I have a dream that I am part of a culture where we can hear the words, "he's dying," and not disassociate. Where science is wonderful, but the words "he's at home, among family and friends" send a clear undeniable message to us all. When I will be changed too, as part of this change; and I will be able to live and die in this brave and humble world.

But the newsmen still annoy the hell out of me. Just a little.

5 comments:

Anonymous said...

Reminds me somewhat of when the paramedics came to pick up Elias the night he died. . . . looking back on it now, there were 'countless' things said and actions taken that I either ignored or just flew over my head at the time. (of course, it was not the 'typical' brain tumour death either)

Even when the er doctor told me he had bleeding in his brain and 'it doesn't look good' - little brain tumour expert me still figured they could do surgery to relive the blood - I had read about that being done numerous times . . . . right???

~C~

annie said...

Until I got Will into hospice, I was the one who had to say "dying" "death" "terminal". Doctors evaded and wouldn't commit.

Slippery language surrounds everything that is hard, unpleasant or not in keeping with hope, faith and love in America.

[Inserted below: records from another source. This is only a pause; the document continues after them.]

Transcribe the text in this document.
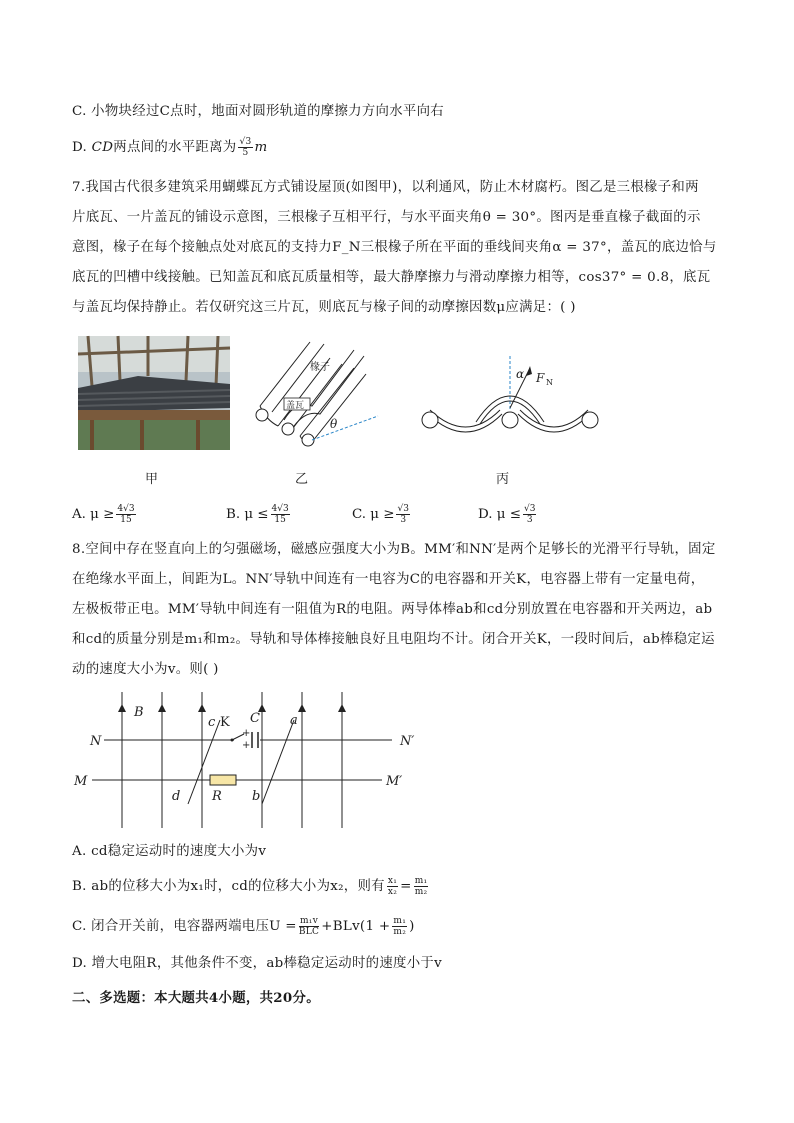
C. 小物块经过C点时，地面对圆形轨道的摩擦力方向水平向右
D. CD两点间的水平距离为 $\frac{√3}{5}$ m
7.我国古代很多建筑采用蝴蝶瓦方式铺设屋顶(如图甲)，以利通风，防止木材腐朽。图乙是三根椽子和两
片底瓦、一片盖瓦的铺设示意图，三根椽子互相平行，与水平面夹角θ = 30°。图丙是垂直椽子截面的示
意图，椽子在每个接触点处对底瓦的支持力F_N三根椽子所在平面的垂线间夹角α = 37°，盖瓦的底边恰与
底瓦的凹槽中线接触。已知盖瓦和底瓦质量相等，最大静摩擦力与滑动摩擦力相等，cos37° = 0.8，底瓦
与盖瓦均保持静止。若仅研究这三片瓦，则底瓦与椽子间的动摩擦因数μ应满足：( )
甲
椽子
盖瓦
θ
乙
α F N
丙
A. $\mu \ge \frac{4√3}{15}$	B. $\mu \le \frac{4√3}{15}$	C. $\mu \ge \frac{√3}{3}$	D. $\mu \le \frac{√3}{3}$
8.空间中存在竖直向上的匀强磁场，磁感应强度大小为B。MM′和NN′是两个足够长的光滑平行导轨，固定
在绝缘水平面上，间距为L。NN′导轨中间连有一电容为C的电容器和开关K，电容器上带有一定量电荷，
左极板带正电。MM′导轨中间连有一阻值为R的电阻。两导体棒ab和cd分别放置在电容器和开关两边，ab
和cd的质量分别是m₁和m₂。导轨和导体棒接触良好且电阻均不计。闭合开关K，一段时间后，ab棒稳定运
动的速度大小为v。则( )
B
c K C a
N	N′
M	M′
d R b
+
+
A. cd稳定运动时的速度大小为v
B. ab的位移大小为x₁时，cd的位移大小为x₂，则有 $\frac{\text{x₁}}{\text{x₂}} = \frac{\text{m₁}}{\text{m₂}}$
C. 闭合开关前，电容器两端电压$U = \frac{\text{m₁v}}{\text{BLC}} +BLv(1 + \frac{\text{m₁}}{\text{m₂}}$ )
D. 增大电阻R，其他条件不变，ab棒稳定运动时的速度小于v
二、多选题：本大题共4小题，共20分。
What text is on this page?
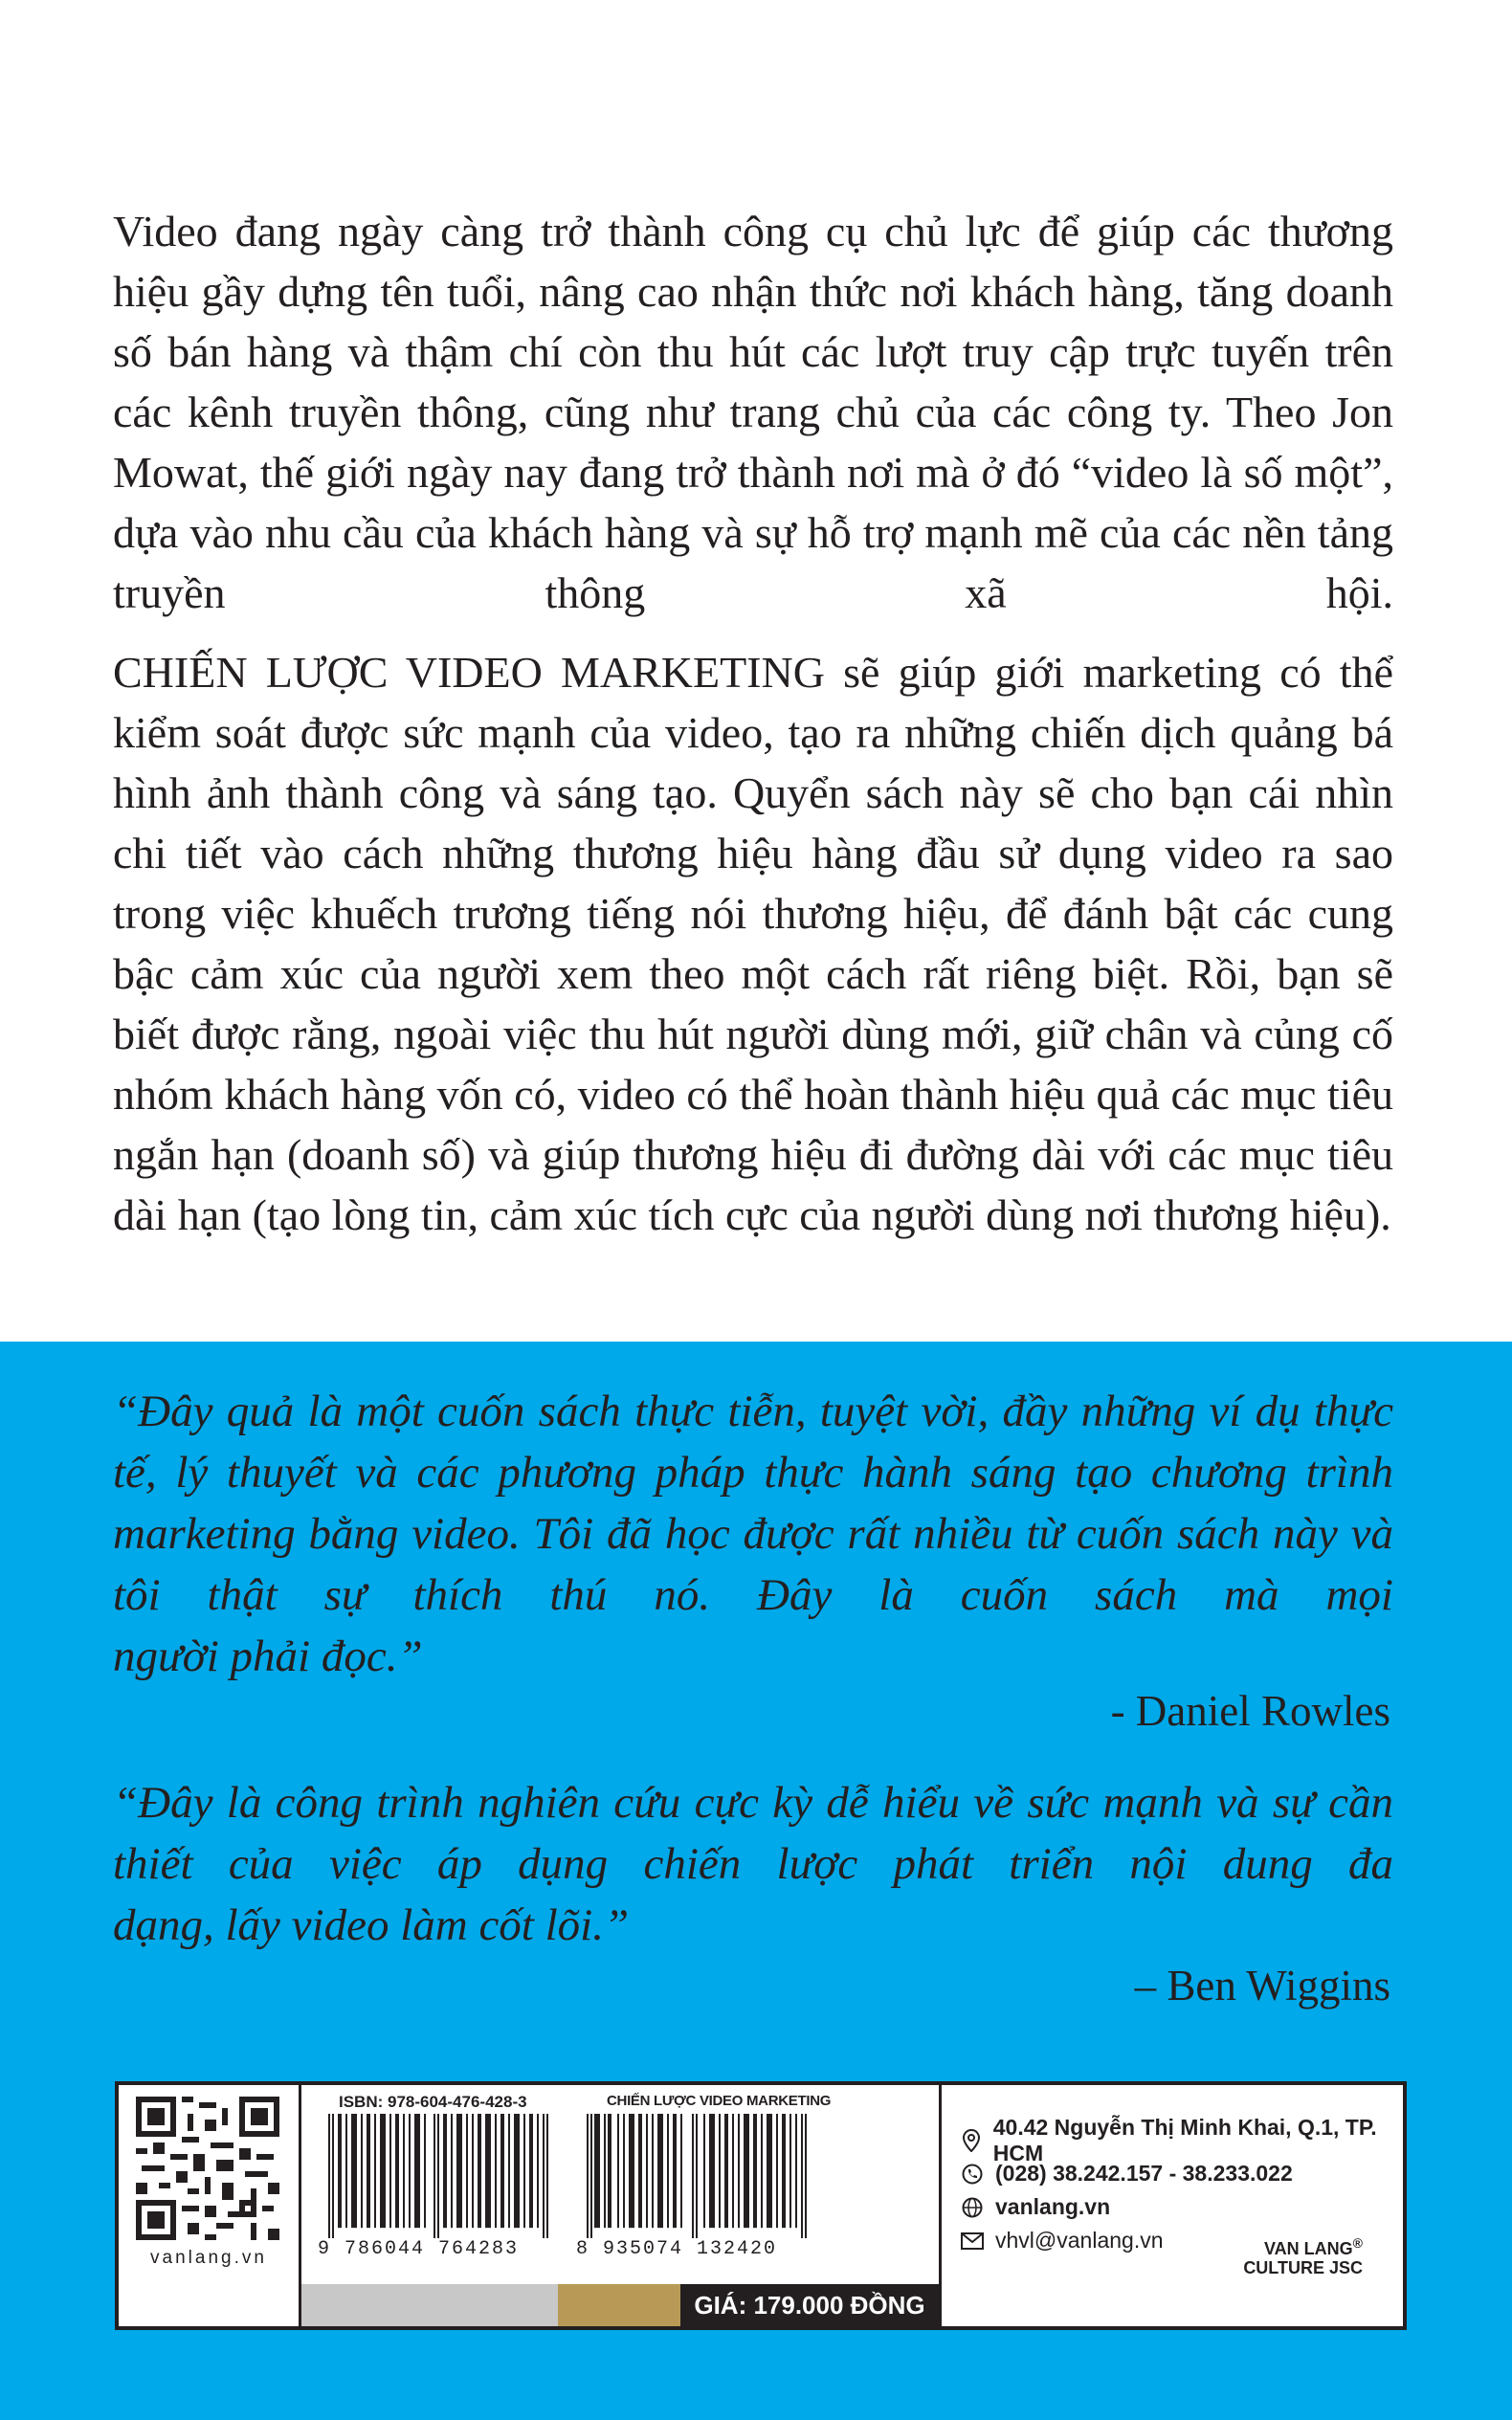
Video đang ngày càng trở thành công cụ chủ lực để giúp các thương hiệu gầy dựng tên tuổi, nâng cao nhận thức nơi khách hàng, tăng doanh số bán hàng và thậm chí còn thu hút các lượt truy cập trực tuyến trên các kênh truyền thông, cũng như trang chủ của các công ty. Theo Jon Mowat, thế giới ngày nay đang trở thành nơi mà ở đó “video là số một”, dựa vào nhu cầu của khách hàng và sự hỗ trợ mạnh mẽ của các nền tảng truyền thông xã hội.

CHIẾN LƯỢC VIDEO MARKETING sẽ giúp giới marketing có thể kiểm soát được sức mạnh của video, tạo ra những chiến dịch quảng bá hình ảnh thành công và sáng tạo. Quyển sách này sẽ cho bạn cái nhìn chi tiết vào cách những thương hiệu hàng đầu sử dụng video ra sao trong việc khuếch trương tiếng nói thương hiệu, để đánh bật các cung bậc cảm xúc của người xem theo một cách rất riêng biệt. Rồi, bạn sẽ biết được rằng, ngoài việc thu hút người dùng mới, giữ chân và củng cố nhóm khách hàng vốn có, video có thể hoàn thành hiệu quả các mục tiêu ngắn hạn (doanh số) và giúp thương hiệu đi đường dài với các mục tiêu dài hạn (tạo lòng tin, cảm xúc tích cực của người dùng nơi thương hiệu).

“Đây quả là một cuốn sách thực tiễn, tuyệt vời, đầy những ví dụ thực tế, lý thuyết và các phương pháp thực hành sáng tạo chương trình marketing bằng video. Tôi đã học được rất nhiều từ cuốn sách này và tôi thật sự thích thú nó. Đây là cuốn sách mà mọi
người phải đọc.”
- Daniel Rowles
“Đây là công trình nghiên cứu cực kỳ dễ hiểu về sức mạnh và sự cần thiết của việc áp dụng chiến lược phát triển nội dung đa
dạng, lấy video làm cốt lõi.”
– Ben Wiggins
vanlang.vn
ISBN: 978-604-476-428-3
9 786044 764283
CHIẾN LƯỢC VIDEO MARKETING
8 935074 132420
GIÁ: 179.000 ĐỒNG
40.42 Nguyễn Thị Minh Khai, Q.1, TP. HCM
(028) 38.242.157 - 38.233.022
vanlang.vn
vhvl@vanlang.vn	VAN LANG®
CULTURE JSC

We think this pink cloud with fluffy angels we imagine our worlds to be will keep us safe from everything and we dissemble when it does not.

I knew the minute I read the news update that she didn't have weeks b/c people in the U.S. typically don't make it to hospice (inpatient or at home) until it's days or even hours left - that's how much we try to pretend that death isn't going to happen. We close our eyes until we've robbed ourselves of what could have been a peaceful end surrounded by family and friends and let it be a frenzied panic that swamps us instead.

Supa Dupa Fresh said...

C, you've just reminded me how crazy I was to ask if there was a surgery to remove all the lymph nodes. Cah-ray-zy.
Ann, Yes, that's the point: we had only 4 days in hospice, she had less than 1 (if news timing is anything like real life). My main regret was that he didn't start "dying" sooner.

Love to you both.

Widow in the Middle said...

Excellent, excellent post topic and comments! We all need to hear this. I remember "knowing" my husband was near death even though none of the medical staff said anything to that extent. Until the day before he died they were "still hopeful." It was crazy and I felt like I was going crazy. One night I thought my husband wasn't going to make it and I didn't go into work and went to the hospital instead. My boss chewed me out right and left. Imagine trying to explain that you know your husband is dying, even through the hospital isn't telling you that. The next morning a nurse finally admitted that they hadn't thought my husband was going to make it through the night. I was shocked that no one had told me this! If I hadn't relied on my gut, he might have died and I wouldn't have been there. He fell into a final coma a few weeks later but the docs were still rallying for his recovery - throughout the two weeks of being in a coma. By the time his lead doctor finally told me he was actually dying and there was no hope, he died less than 24 hours later.

I wish there had been less heroics and more honesty from the hospital from the get go. It was almost as though they believed they had to do everything they could to try and save my husband, but in my heart I knew that with his cancer diagnosis he wouldn't be saved.

Supa Dupa Fresh said...

WITM, A lot of folks have said this to me: it's the doctors. I mean, it's pointless to blame a single group, but how frustrating for you to "know" and for their own feelings about it to lead what happened to your husband.

Hugs to you and your boys! I have missed you.